Это не бред сивой кобылы. Пишу в здравом уме и твёрдой памяти.
----------------------------------------------------
* Дикая пшеница.
** С числом хромосом.
*** Устойчивость к мучнистой росе.
**** Диких сортов пшеницы.
***** К мучнистой росе и вирусу
табачной мозаики.
« * *
Ашот, в одной связке с Василием, уже лежал метрах в пяти вверху, под каменной грядой, сливаясь в серо-буром, в пятнах, комбинезоне с валунами и россыпью камней меж ними. Свесив голову, подтягивал верёвку, наблюдал за Прохоровым. Тот одолевал крутизну, цепляясь за щели в гранитной скале, волок себя трясущимися руками. Раскрытым, опалённым ртом хватал разреженную пустоту – без кислорода. Почти что в самой глотке неистово рвалось наружу, колотилось сердце, пот заливал глаза. Сквозь сизую пелену в который раз увидел то ли мираж, то ли реальность: в полусотне метров, вознесясь над диким каменным хаосом, стояла на гранитных валунах пятнистая семейка лопоухих гиено-псов, пять особей, сбившихся в стаю. Пушистыми поленьями висели меж задних ног лисьи хвосты. Но в мощном грудном развороте, в массивных челюстях угадывалась волчья хватка, свирепая властность матёрых хищников.

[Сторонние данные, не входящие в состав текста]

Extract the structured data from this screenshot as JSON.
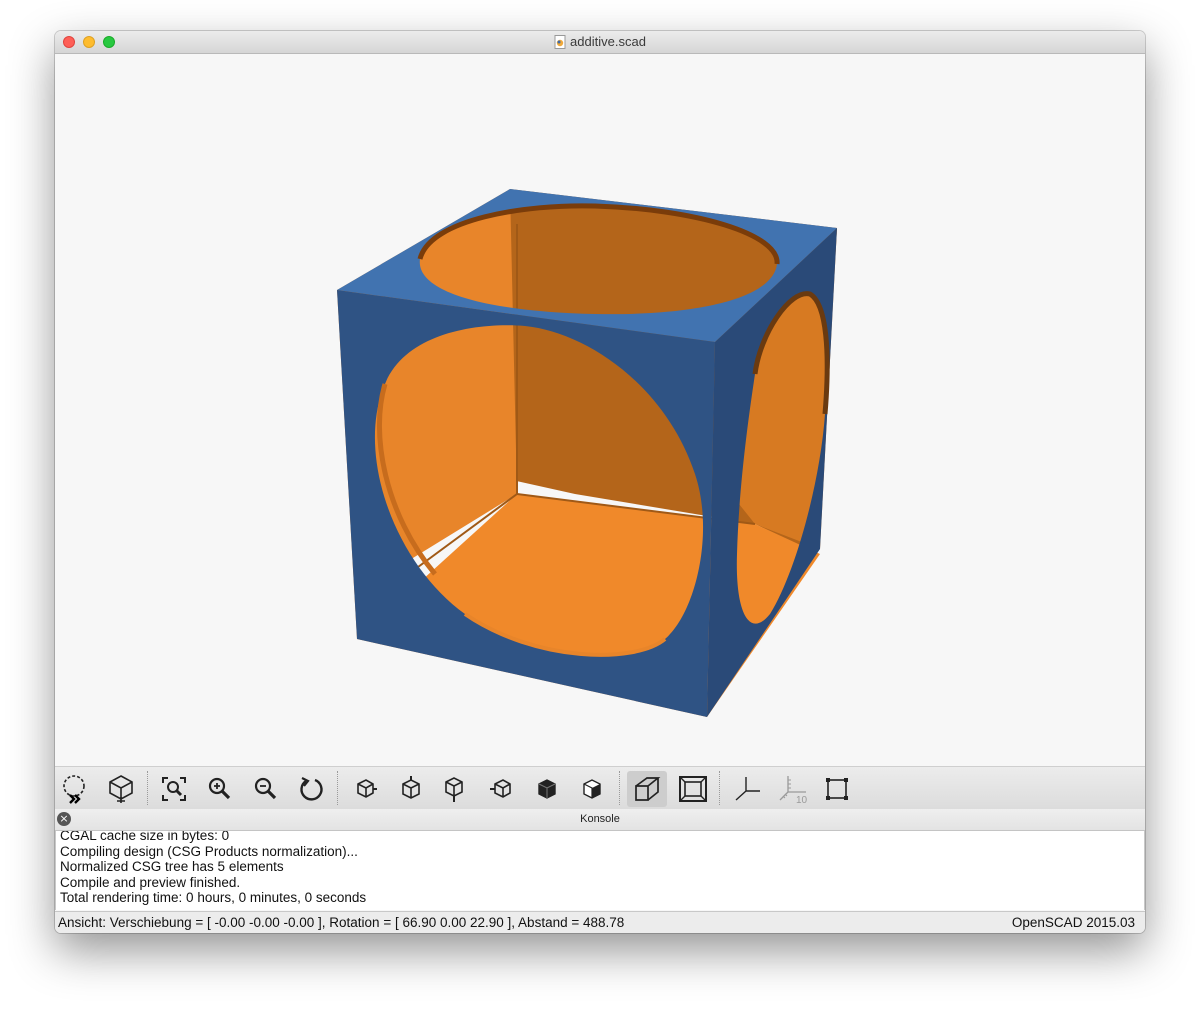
{
  "window": {
    "title": "additive.scad",
    "icons": [
      "close-window",
      "minimize-window",
      "zoom-window",
      "scad-document-icon"
    ]
  },
  "viewport": {
    "model": "additive.scad preview",
    "colors": {
      "background": "#f7f7f7",
      "outer": "#3e6aa7",
      "inner": "#f0892a"
    }
  },
  "toolbar": {
    "buttons": [
      {
        "id": "preview",
        "icon": "preview-icon"
      },
      {
        "id": "render",
        "icon": "render-icon"
      },
      {
        "id": "view-all",
        "icon": "view-all-icon"
      },
      {
        "id": "zoom-in",
        "icon": "zoom-in-icon"
      },
      {
        "id": "zoom-out",
        "icon": "zoom-out-icon"
      },
      {
        "id": "reset-view",
        "icon": "reset-view-icon"
      },
      {
        "id": "view-right",
        "icon": "view-right-icon"
      },
      {
        "id": "view-top",
        "icon": "view-top-icon"
      },
      {
        "id": "view-bottom",
        "icon": "view-bottom-icon"
      },
      {
        "id": "view-left",
        "icon": "view-left-icon"
      },
      {
        "id": "view-front",
        "icon": "view-front-icon"
      },
      {
        "id": "view-back",
        "icon": "view-back-icon"
      },
      {
        "id": "perspective",
        "icon": "perspective-icon",
        "active": true
      },
      {
        "id": "orthogonal",
        "icon": "orthogonal-icon"
      },
      {
        "id": "show-axes",
        "icon": "show-axes-icon"
      },
      {
        "id": "show-scale-markers",
        "icon": "scale-markers-icon",
        "disabled": true
      },
      {
        "id": "show-edges",
        "icon": "show-edges-icon"
      }
    ],
    "scale_marker_text": "10"
  },
  "console": {
    "title": "Konsole",
    "lines": [
      "CGAL cache size in bytes: 0",
      "Compiling design (CSG Products normalization)...",
      "Normalized CSG tree has 5 elements",
      "Compile and preview finished.",
      "Total rendering time: 0 hours, 0 minutes, 0 seconds"
    ]
  },
  "statusbar": {
    "view_info": "Ansicht: Verschiebung = [ -0.00 -0.00 -0.00 ], Rotation = [ 66.90 0.00 22.90 ], Abstand = 488.78",
    "version": "OpenSCAD 2015.03"
  }
}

Василий вытер пот, ещё раз глянул – над только что обитаемой грудой валунов пустынно высвистывал ветер.
… Добравшись до Ашота, лежавшего под разлапистым кустом, Прохоров бессильно рухнул рядом, выхрипнул осиплым голосом удавленника:
– Пи-ить… дай пить.
– Остынь. Что, трудовой мозоль мешать стал, чемпион?
– Где родимая мухобойка и обещанные мухи, садист?
– Ещё три дня…
– Через три дня, таких как сегодня, ты похоронишь меня в этих камнях.
– Вай-вай, какие нежные мы стали! Ещё полдня вперёд, два с половиной – вниз, назад.
– Тогда может выживу. А, чтоб тебя!! – Василий охнул, дёрнулся, застыл заморожено.
Скосив глаза, ползучим, медленным движением дотянулся до корявого сучка, торчавшего из куста, сломил его, стал поднимать, готовясь к хлёсткому сметающему удару. Вцепившись в рукав его комбинезона выше голой кисти, расставив рачьи клешни, башкой к нему сидело, пялилось обволосаченное чудище: гигантский скорпион длиной в два пальца. Подрагивал блёсткой синевой на задранном конце хвоста хитиновый крючок.
– Не вздумай! – шипящим гневом хлестнул по слуху Григорян. – Ты эти урбанистские замашки брось: чуть что, сразу за палку!
Он поднял ладонь. Округлой, скользящей синусоидой приблизил её к скорпиону. Нацелившись, неторопливо сомкнул пальцы на буро-чёрном горбике за головой страшилища. Поднял и перенёс его к кусту. Посадил на камень.